Small businesses can be particularly vulnerable because they have sensitive customer and vendor information. Credit card data, billing records, account numbers: cyber criminals want it all. Cyberattacks are also becoming more sophisticated. Ransomware, for example, can take hostage systems and data until the victim pays the criminal to regain access. Phishing emails and fake attachments also look more legitimate than they have in the past, making it easier for adversaries to get information from well-meaning employees. Sara Trokan, who manages cyber claims in North America for Chubb, has created a list of important tips to help business owners protect themselves from would-be attackers:
- Be prepared. Before any event occurs, prepare an incident response plan that designates the people within the business who will take charge if a cyber-incident occurs. The plan should include the names of experts prepared to assess the extent of the incident and provide legal advice.
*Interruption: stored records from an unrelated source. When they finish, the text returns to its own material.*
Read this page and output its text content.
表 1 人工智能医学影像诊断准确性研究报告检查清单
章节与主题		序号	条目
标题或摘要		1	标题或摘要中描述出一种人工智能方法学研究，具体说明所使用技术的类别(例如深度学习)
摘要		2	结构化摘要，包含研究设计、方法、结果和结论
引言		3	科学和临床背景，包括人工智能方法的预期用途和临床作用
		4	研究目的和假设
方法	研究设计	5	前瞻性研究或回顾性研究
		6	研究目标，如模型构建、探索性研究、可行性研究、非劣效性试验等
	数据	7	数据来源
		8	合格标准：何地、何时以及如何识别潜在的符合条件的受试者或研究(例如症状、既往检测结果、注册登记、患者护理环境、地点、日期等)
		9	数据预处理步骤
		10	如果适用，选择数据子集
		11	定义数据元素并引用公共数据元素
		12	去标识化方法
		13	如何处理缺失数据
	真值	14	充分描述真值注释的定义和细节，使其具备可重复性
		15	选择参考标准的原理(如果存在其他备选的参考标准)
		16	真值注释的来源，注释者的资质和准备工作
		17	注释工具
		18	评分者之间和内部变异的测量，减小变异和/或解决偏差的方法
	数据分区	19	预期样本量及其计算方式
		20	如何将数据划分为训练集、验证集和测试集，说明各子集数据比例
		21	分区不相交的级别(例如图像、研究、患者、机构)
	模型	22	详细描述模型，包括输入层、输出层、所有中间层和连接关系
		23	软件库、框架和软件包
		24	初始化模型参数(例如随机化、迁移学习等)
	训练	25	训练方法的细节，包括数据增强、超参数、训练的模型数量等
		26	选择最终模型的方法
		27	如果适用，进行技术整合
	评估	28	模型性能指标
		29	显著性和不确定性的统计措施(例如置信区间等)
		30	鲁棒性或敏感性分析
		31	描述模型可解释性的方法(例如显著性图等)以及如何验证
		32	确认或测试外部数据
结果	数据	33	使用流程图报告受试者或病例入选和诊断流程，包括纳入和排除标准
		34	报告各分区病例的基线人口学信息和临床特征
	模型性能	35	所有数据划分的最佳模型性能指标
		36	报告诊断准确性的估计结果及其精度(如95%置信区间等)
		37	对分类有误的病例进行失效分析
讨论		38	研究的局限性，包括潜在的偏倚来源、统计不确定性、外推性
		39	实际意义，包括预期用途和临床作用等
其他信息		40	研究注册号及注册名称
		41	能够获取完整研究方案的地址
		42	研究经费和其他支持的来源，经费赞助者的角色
- Train your staff. Many cyber incidents may be preventable through employee training and preventive measures, such as not opening emails or attachments from unknown sources.
- Remain compliant. If your business accepts credit-card payments, work with your bank or payment card processor to make sure you are compliant with the Payment Card Industry Data Security Standards. If you store personal health information, be aware of the regulations under the Health Insurance Portability and Accountability Act.
- Protect your data. Use updated antivirus software to protect against viruses, and regularly backup your data and store it offline.
- Act immediately. Should a cyber-incident occur, execute your response plan and promptly notify authorities in the event of breaches of personal information.
Specialty insurance may also be available to help you manage the costs of recovery.